Anglo American Plc rose 3.6 percent, leading a gauge of London-listed commodity producers to a 16-month high. ARM Holdings Plc, which opened lower after posting a slowdown in royalty revenue, advanced the most since April 2013 as the mobile-phone chip designer said fees growth will accelerate. Royal Mail Group Ltd. dropped to its lowest price since its initial public offering in 2013 after saying its parcels revenue for the year will be lower than expected.
The FTSE 100 Index rose 66.9 points, or 1 percent, to 6,795.34 at the close of trading in London. The gauge dropped yesterday as investors weighed international tension over the downing of the Malaysian passenger jet in Ukraine. The FTSE All-Share index gained 1 percent today, while Ireland’s ISEQ index increased 1 percent.
European Union foreign ministers in Brussels debated how to exert pressure on Russia to remove obstacles to an investigation of how the flight came down over rebel-held territory. The EU needs a twin-track policy of pursuing diplomacy and taking tougher measures to add pressure on Russia, German Foreign Minister Frank-Walter Steinmeier told reporters before the meeting.
Anglo American gained 3.6 percent to 1,600.5 pence. Antofagasta Plc added 1.9 percent 831 pence. Rio Tinto Group climbed 1.4 percent to 3,337 pence. A gauge of mining companies on the FTSE 350 Index advanced 2.3 percent to the highest level since March 2013.
ARM Holdings rose 5.7 percent to 881 pence. The mobile-phone chip designer earlier fell as much as 2.7 percent after saying second-quarter royalty sales were little changed.
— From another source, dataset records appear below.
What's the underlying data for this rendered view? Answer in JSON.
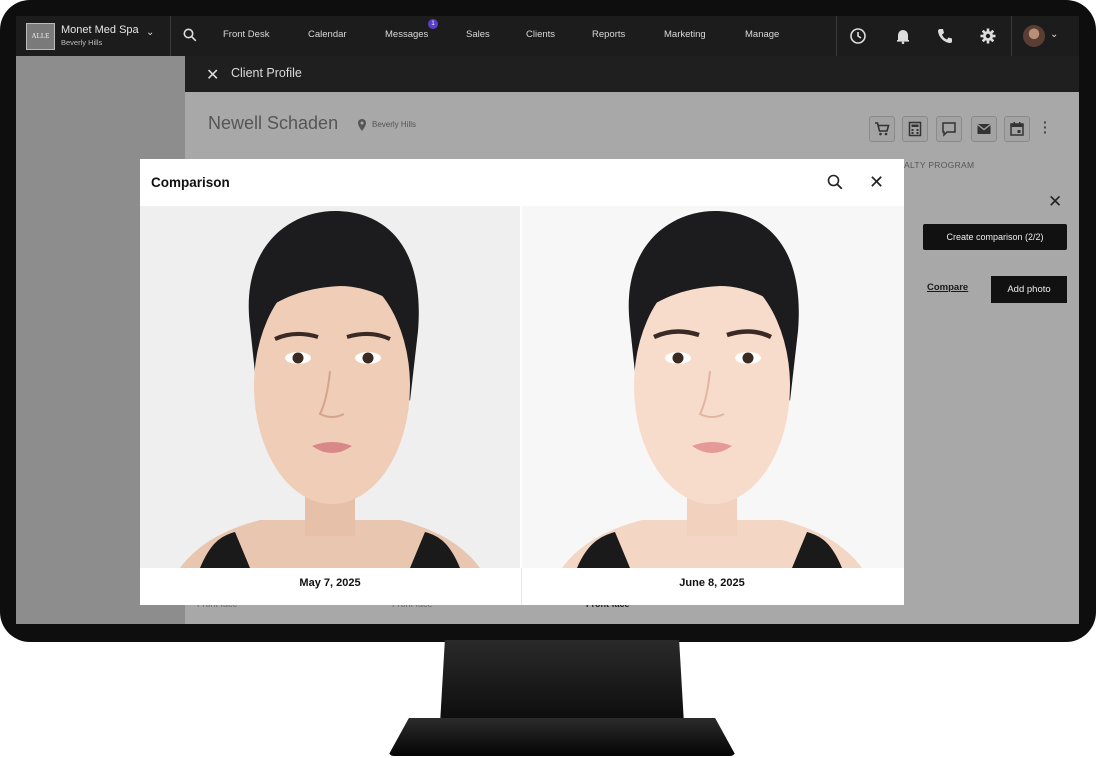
{
  "app": {
    "brand_name": "Monet Med Spa",
    "brand_location": "Beverly Hills",
    "logo_text": "ALLE",
    "nav": [
      "Front Desk",
      "Calendar",
      "Messages",
      "Sales",
      "Clients",
      "Reports",
      "Marketing",
      "Manage"
    ],
    "messages_badge": "1",
    "right_icons": [
      "clock-icon",
      "bell-icon",
      "phone-icon",
      "gear-icon"
    ]
  },
  "subheader": {
    "title": "Client Profile"
  },
  "client": {
    "name": "Newell Schaden",
    "location": "Beverly Hills",
    "action_icons": [
      "cart-icon",
      "calculator-icon",
      "chat-icon",
      "mail-icon",
      "calendar-icon"
    ],
    "tab_partial": "ALTY PROGRAM"
  },
  "panel": {
    "create_comparison": "Create comparison (2/2)",
    "compare_link": "Compare",
    "add_photo": "Add photo",
    "photo_labels": [
      "Front face",
      "Front face",
      "Front face"
    ]
  },
  "modal": {
    "title": "Comparison",
    "photos": [
      {
        "date": "May 7, 2025"
      },
      {
        "date": "June 8, 2025"
      }
    ]
  },
  "colors": {
    "accent_badge": "#5a3ec8",
    "nav_bg": "#1c1c1c",
    "modal_bg": "#ffffff"
  }
}
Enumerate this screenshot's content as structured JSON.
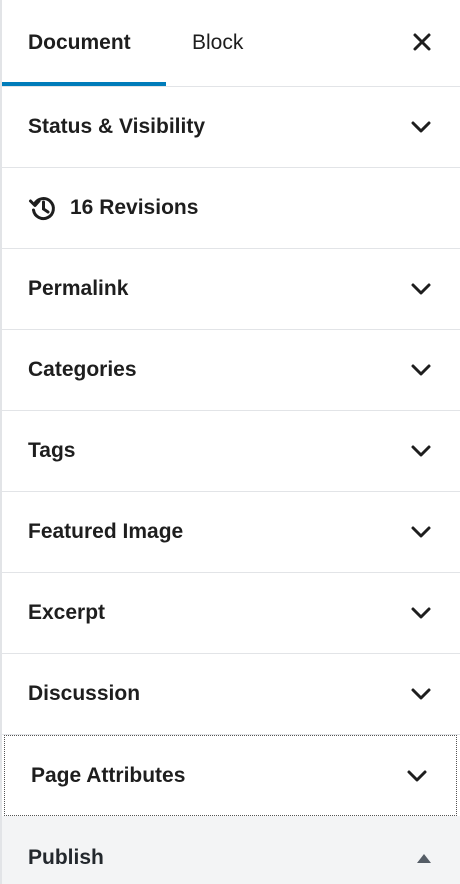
{
  "tabs": {
    "document": "Document",
    "block": "Block"
  },
  "panels": {
    "status": "Status & Visibility",
    "revisions": "16 Revisions",
    "permalink": "Permalink",
    "categories": "Categories",
    "tags": "Tags",
    "featured_image": "Featured Image",
    "excerpt": "Excerpt",
    "discussion": "Discussion",
    "page_attributes": "Page Attributes",
    "publish": "Publish"
  },
  "icons": {
    "close": "close-icon",
    "chevron": "chevron-down-icon",
    "revisions": "history-icon",
    "publish_toggle": "triangle-up-icon"
  },
  "colors": {
    "accent": "#007cba",
    "text": "#1e1e1e",
    "border": "#e2e4e7"
  }
}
The stock rebounded after Chief Financial Officer Tim Score royalties will return to “normal” growth levels, which in previous years has been 15 percent or more.
Royal Mail slipped 3.4 percent to 450 pence. The U.K. postal service said it will offset the shortfall in parcel revenue by implementing cost control measures and performing better in the letters business.